Cela faisait quelque temps déjà qu’on avait bloqué une date avec B pour aller faire un tour en montagne. Tous les deux en vacances, il faut dire que ça n’avait pas été si facile que ça de se libérer de nos emplois du temps de ministres… Mais qu’à cela ne tienne, cette fois-ci on y est ! Et du coup le temps en Suisse, lui, n’y est pas du tout… Heureusement, un beau créneau météo se profile un peu plus au sud sur le massif des Ecrins ! Ni une, ni deux on s’y lance. Cela dit, au-delà d’un partenaire et d’un bon créneau météo, pour faire une course en montagne, faudrait aussi voir pour avoir une idée de la voie qu’on veut faire… Bien motivé par une petite balade en rocher, plutôt typée alpin que sportif, on se met au diapason pour ce fameux pilier sud de Barre Noire qui a la réputation de présenter le haut du panier du rocher de l’Oisan « pas encore trop péteux ». Au programme : 600m d’escalade jusqu’au V+ avec, paraît-il, même quelques pitons !

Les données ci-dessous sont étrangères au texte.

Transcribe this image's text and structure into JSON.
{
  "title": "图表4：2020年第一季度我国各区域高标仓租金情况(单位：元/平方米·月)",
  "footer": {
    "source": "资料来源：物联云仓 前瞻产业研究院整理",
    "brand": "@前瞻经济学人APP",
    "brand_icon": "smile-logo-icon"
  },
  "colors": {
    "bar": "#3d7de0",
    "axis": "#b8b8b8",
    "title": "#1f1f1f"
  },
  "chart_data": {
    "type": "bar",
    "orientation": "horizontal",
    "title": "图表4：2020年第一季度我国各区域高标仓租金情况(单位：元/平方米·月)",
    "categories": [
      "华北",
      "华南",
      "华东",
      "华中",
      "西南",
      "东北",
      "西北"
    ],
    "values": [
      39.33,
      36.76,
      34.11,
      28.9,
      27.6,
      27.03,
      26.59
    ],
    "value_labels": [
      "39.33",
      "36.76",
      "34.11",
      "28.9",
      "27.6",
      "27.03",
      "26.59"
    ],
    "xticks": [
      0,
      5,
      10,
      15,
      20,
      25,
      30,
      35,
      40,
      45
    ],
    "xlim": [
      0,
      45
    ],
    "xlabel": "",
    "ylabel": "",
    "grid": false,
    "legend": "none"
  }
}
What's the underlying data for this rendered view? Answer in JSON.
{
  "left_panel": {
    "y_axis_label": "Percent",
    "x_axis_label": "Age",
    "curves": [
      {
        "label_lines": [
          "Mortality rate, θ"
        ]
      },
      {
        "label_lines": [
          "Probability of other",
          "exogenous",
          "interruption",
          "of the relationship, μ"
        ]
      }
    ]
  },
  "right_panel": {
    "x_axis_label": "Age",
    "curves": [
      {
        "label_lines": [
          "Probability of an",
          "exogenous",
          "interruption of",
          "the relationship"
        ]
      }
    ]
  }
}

Bon… ça c’était sans compter la « petite neigée » du jour d’avant qui a transformé notre belle face sud en face nord au soleil. Très motivés, un peu claqués par la route faite d’une traite et la courte nuit au Pré de Madame Carle, on ne s’en rendra compte qu’après les 100 premiers mètres de grimpe, au moment où on comprend que nos crampons seront nos meilleurs amis de la journée et qu’on ne les quittera plus…
Dans le premier tiers, le tracé devient gentiment compliqué à lire et je dois dire qu’on n’en croisera pas des masses de ces fameux pitons. La grimpe se complique dans les parties supposées faciles mais recouvertes de neige où l’on ne trouve plus vraiment de quoi se protéger. Mais bon… le moral est au top, la météo sublime et on ne stress pas trop malgré le retard que l’on accumule petit à petit. On s’offrira même le luxe pas tout à fait volontaire d’une ou deux variations par rapport au tracé original, dont un passage en fissure à poing négocié avec les gants et crampons aux pieds que je ne suis pas prêt d’oublier (pas comme le deuxième #3 qui est resté à la voiture, malheureusement…) ! Cette longueur d’anthologie nous pose au pied de la fameuse et très inoubliable « cheminée pénible avec le sac » (c’est pas moi qui le dis, c’est le topo), qui s’avérera être « passablement pénible avec le sac et ce *** de bâton que j’ai laissé sur le sac » (et ça c’est moi qui le dit).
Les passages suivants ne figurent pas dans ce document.